Number Of Ingredients 20

Cake
3 cups all purpose flour
2 1/2 teaspoons baking powder
1 1/4 cups (2 1/2 sticks) unsalted butter, room temperature
1 3/4 cups sugar
1/2 teaspoon salt
5 large eggs
1 cup water
1 teaspoon vanilla extract
Sauce
1 cup (packed) golden brown sugar
1/2 cup heavy whipping cream
1/4 cup (1/2 stick) unsalted butter, cut into 1/2-inch cubes
3 tablespoons dark rum
2 tablespoons dark corn syrup
3/4 teaspoon ground allspice
1/4 teaspoon ground nutmeg
Rum raisin ice cream
4 cups chopped tropical fruit (such as pineapple, mango, papaya, and guava)
Toasted chopped pecans

Steps:

  • For cake:
  • Preheat oven to 350°F. Butter 9-inch-diameter springform pan with 3-inch-high sides. Whisk flour and baking powder in medium bowl. Beat butter, sugar, and salt in large bowl until light and fluffy, about 4 minutes. Add eggs 1 at a time, beating well after each addition. Mix 1 cup water and vanilla extract in measuring cup. Fold flour mixture into butter mixture in 3 additions alternately with water mixture in 2 additions. Transfer batter to prepared springform pan.
  • Bake cake until tester inserted into center comes out clean, about 1 hour 10 minutes. Cool completely in pan on rack. (Can be made 1 day ahead. Store airtight at room temperature.)
  • For sauce:
  • Combine first 7 ingredients in heavy medium saucepan. Stir over medium heat until sugar dissolves, about 3 minutes. Increase heat to medium-high. Boil without stirring until sauce is reduced to 1 1/2 cups, about 5 minutes. Cool slightly. (Can be prepared 1 day ahead. Let stand at room temperature. Rewarm slightly before continuing.)
  • Remove sides from cake pan. Slice cake. Place 1 wedge on each plate. Place scoop of ice cream alongside. Spoon chopped tropical fruit alongside. Drizzle cake with sauce.
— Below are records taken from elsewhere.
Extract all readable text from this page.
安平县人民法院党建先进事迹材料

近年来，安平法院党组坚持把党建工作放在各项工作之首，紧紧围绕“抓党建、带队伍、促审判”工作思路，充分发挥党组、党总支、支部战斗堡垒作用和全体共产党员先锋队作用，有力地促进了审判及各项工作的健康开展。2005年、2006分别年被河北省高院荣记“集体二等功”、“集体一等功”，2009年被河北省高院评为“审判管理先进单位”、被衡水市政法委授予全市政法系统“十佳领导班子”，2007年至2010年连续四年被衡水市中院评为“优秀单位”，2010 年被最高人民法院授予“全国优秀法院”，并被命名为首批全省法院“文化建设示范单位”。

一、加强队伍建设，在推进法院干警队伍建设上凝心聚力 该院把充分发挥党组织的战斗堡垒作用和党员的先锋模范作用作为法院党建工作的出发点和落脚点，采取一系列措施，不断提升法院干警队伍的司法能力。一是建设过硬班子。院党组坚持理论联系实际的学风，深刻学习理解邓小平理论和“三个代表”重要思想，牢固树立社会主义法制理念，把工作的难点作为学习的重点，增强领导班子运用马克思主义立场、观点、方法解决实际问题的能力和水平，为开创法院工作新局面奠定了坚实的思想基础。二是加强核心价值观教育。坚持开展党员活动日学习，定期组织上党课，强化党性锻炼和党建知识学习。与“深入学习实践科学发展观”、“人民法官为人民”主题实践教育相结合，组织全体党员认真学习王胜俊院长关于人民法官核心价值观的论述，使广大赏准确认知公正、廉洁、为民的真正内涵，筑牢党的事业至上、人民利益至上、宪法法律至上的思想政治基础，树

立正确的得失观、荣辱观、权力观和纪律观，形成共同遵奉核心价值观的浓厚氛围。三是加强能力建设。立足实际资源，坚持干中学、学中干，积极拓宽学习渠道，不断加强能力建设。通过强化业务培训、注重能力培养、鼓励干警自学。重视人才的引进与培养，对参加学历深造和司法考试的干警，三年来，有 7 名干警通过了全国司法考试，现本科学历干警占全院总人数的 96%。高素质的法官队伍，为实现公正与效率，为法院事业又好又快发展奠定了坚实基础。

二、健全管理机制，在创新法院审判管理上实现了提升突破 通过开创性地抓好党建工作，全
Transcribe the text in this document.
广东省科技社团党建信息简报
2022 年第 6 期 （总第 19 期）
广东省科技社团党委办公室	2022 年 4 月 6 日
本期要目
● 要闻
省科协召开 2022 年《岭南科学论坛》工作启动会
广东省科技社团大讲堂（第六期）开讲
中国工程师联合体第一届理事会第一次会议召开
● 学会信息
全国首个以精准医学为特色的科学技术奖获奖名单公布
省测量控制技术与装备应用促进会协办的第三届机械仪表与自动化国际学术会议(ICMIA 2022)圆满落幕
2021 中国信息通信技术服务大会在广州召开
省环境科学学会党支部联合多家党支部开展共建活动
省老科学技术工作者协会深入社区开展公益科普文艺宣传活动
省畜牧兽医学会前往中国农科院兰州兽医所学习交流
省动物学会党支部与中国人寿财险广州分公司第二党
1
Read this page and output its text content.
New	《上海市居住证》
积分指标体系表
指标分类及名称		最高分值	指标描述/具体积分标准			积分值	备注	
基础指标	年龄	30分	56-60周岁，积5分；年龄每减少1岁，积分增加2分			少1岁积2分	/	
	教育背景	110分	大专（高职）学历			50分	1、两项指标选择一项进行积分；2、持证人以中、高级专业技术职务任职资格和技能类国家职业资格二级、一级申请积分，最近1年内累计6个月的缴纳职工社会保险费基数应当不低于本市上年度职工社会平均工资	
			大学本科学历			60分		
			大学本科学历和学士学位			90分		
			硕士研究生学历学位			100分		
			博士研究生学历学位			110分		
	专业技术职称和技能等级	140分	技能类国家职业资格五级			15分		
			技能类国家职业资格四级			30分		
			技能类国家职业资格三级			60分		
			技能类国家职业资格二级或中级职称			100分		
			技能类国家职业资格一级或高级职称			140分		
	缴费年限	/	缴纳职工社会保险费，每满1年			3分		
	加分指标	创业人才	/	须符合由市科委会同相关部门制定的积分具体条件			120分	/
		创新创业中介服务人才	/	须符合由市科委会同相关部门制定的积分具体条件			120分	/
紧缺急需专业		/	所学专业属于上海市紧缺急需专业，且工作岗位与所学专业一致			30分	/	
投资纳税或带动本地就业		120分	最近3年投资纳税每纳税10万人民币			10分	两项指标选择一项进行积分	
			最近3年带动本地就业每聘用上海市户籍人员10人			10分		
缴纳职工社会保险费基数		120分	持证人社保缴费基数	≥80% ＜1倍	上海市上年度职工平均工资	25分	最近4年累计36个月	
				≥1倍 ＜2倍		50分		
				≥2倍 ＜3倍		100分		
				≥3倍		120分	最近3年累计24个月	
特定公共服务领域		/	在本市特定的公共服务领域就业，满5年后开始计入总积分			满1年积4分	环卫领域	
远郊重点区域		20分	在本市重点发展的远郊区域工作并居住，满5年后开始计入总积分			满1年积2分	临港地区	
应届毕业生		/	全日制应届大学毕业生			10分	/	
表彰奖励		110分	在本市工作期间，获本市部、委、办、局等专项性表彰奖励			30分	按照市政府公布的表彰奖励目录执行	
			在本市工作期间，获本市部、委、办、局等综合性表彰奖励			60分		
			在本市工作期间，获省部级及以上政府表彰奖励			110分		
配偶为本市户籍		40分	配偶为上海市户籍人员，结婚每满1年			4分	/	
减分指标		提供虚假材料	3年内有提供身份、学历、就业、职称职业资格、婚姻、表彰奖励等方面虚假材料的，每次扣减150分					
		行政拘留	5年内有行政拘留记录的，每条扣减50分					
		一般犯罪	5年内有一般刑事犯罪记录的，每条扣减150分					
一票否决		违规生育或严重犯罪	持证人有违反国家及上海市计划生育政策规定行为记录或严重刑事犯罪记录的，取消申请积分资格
Sprinkle with chopped pecans and serve.

Tips:

  • To ensure that your rum and raisin cake is perfectly moist, use a combination of butter and oil in the batter.
  • Don't be afraid to soak the raisins in rum for a few hours or even overnight before adding them to the batter. This will help to plump them up and give them a more intense flavor.
  • If you don't have any rum on hand, you can substitute another type of alcohol, such as brandy or whiskey.
  • Be careful not to overmix the batter, as this can result in a tough, dense cake.
  • Bake the cake until a toothpick inserted into the center comes out clean. Overbaking will dry out the cake.
  • Let the cake cool completely before frosting it. This will help to prevent the frosting from melting.

Conclusion:

Rum and raisin cake is a delicious and classic dessert that is perfect for any occasion. It is easy to make and can be tailored to your own personal preferences. With a little bit of effort, you can create a rum and raisin cake that is sure to impress your friends and family.